1978 is a great vintage in Bordeaux and this is a consistently stellar wine. Fellow WB’er Clayton Wei-Poi put it perfectly a number of years ago; “1978 & 1983 are beautifully constructed vintages…if you’re into English Claret.” The bottle tonight had a badly damaged cork, but the wine was in great shape. For whatever reason, I think of Leoville Barton as a masculine Bordeaux, but this had a very subtle core of red fruit (roses, cherries, strawberries) airy floral notes, and lingering tones of earth/smoke/soot.
The body of the wine was gorgeous, too. It drank incredibly well and is one of those wines that makes you a bit anti-social (all you want to do is focus on the wine - luckily, my wife can sense this…).
(side note)
Bordeaux is so good. It’s taken such a beating over the past few years, but there’s so much great Bordeaux wine to be had out there.
And you’re totally right. Bordeaux is so unfashionable these days, perhaps because of the modern-day hipster emphasis on small-batch farm-to-table unicorns, but there’s so much good stuff still out there, easy to find.
Love the vintage and Leoville Barton. Bought it on release and while difficult to drink in it’s youth it’s now going from strength to strength. A wine you would love to open a second bottle after finishing the first because it’s not heavy just pureness & elegance and low alcohol. As much as I love Burgundy I believe the real bargains can be found in Bordeaux nowadays. Perhaps not Barton but lots of others. Thanks for the note.
Cheers
Rainer
One of my first experiences with great, aged Bordeaux was sharing a bottle of the 1978 La Mission Haut Brion with a friend, who had stored it since release. That bottle helped me appreciate the subtleties and nuances of a 25+ year old bottle of Bordeaux, and motivated me to want to cellar some. And I agree that there are still many values to be found in Bordeaux once one looks past the ultra expensive labels.

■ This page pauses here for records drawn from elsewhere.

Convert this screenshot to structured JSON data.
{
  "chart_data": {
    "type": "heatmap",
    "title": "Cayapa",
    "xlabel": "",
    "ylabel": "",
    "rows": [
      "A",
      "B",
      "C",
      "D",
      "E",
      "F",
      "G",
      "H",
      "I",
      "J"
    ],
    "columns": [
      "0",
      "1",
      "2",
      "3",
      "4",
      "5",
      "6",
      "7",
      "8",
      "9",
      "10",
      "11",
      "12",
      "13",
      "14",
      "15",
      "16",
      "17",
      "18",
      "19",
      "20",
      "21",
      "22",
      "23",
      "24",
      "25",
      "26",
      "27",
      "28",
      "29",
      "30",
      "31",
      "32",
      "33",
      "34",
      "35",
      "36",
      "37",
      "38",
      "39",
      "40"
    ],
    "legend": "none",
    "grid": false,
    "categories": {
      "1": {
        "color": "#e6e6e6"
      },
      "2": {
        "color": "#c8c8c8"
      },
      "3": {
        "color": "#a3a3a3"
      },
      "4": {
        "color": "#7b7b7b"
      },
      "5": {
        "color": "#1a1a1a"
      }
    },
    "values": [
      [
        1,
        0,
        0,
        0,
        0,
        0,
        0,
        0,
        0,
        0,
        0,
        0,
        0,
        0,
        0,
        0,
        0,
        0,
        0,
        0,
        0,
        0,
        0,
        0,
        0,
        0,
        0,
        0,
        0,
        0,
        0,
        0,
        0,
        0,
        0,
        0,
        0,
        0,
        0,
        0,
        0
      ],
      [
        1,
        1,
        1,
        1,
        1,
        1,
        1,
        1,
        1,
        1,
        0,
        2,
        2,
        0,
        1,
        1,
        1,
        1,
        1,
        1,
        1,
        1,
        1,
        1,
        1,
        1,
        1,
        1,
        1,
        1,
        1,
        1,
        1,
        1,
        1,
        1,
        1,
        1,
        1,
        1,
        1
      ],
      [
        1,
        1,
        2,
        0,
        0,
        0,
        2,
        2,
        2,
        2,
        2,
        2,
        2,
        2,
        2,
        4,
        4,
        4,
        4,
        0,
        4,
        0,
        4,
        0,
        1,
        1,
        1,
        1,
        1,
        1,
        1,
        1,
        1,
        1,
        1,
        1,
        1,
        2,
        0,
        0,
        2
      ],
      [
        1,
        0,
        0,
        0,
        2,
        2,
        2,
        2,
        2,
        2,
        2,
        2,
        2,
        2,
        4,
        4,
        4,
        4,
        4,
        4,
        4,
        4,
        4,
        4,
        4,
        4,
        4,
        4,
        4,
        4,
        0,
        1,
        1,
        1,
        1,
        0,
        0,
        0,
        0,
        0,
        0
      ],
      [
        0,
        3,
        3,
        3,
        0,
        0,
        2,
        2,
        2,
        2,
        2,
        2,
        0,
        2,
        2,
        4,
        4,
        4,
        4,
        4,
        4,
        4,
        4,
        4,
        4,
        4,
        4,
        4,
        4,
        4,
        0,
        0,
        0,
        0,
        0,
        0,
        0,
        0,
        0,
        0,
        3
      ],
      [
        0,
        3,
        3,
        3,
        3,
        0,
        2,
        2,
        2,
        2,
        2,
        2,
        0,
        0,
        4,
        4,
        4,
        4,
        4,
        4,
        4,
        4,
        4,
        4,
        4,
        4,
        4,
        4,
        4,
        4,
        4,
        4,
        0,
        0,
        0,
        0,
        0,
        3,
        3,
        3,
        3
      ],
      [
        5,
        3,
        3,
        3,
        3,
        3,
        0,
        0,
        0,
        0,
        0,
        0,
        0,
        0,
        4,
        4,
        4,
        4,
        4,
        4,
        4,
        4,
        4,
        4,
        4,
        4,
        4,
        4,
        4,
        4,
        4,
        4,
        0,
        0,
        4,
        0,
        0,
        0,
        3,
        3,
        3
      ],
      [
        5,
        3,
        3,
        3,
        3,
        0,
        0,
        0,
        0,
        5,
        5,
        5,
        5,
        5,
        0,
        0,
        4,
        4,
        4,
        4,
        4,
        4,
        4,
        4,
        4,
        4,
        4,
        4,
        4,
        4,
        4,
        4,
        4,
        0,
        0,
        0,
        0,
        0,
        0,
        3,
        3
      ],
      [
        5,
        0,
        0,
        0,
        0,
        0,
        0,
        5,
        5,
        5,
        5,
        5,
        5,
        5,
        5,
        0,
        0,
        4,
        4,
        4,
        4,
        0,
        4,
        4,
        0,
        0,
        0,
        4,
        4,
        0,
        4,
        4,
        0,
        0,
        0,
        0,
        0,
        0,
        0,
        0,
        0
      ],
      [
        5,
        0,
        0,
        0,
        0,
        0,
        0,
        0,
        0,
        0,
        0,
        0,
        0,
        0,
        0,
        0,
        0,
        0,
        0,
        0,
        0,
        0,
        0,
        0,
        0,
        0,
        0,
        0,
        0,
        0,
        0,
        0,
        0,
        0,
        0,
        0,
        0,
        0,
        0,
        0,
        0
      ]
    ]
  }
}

Great note Matt. I don’t know that I’ve ever thought of 78 as a great vintage, but I do think it is overlooked and there are a great many wines that are still fun to drink (I just posted on the Haut Batailley). This sounds terrific. Thanks for posting
LOL – ‘anti-social’ wines are my favorite kind, you nailed it.
For complexity, ageability, and distinctiveness of terroir/character it’s hard to beat Bordeaux. All things people say they want. But I guess the combined forces of corporate ownership/history/pricing make it hard to romanticize the region the way you can with some obscure farmer somewhere. The story is as important as what’s in the bottle. Parkerization hasn’t helped either.
I’ve a single bottle left of a case I bought to celebrate my 21st birthday. My first official wine purchase. If I remember correctly it was the princely sum of $100.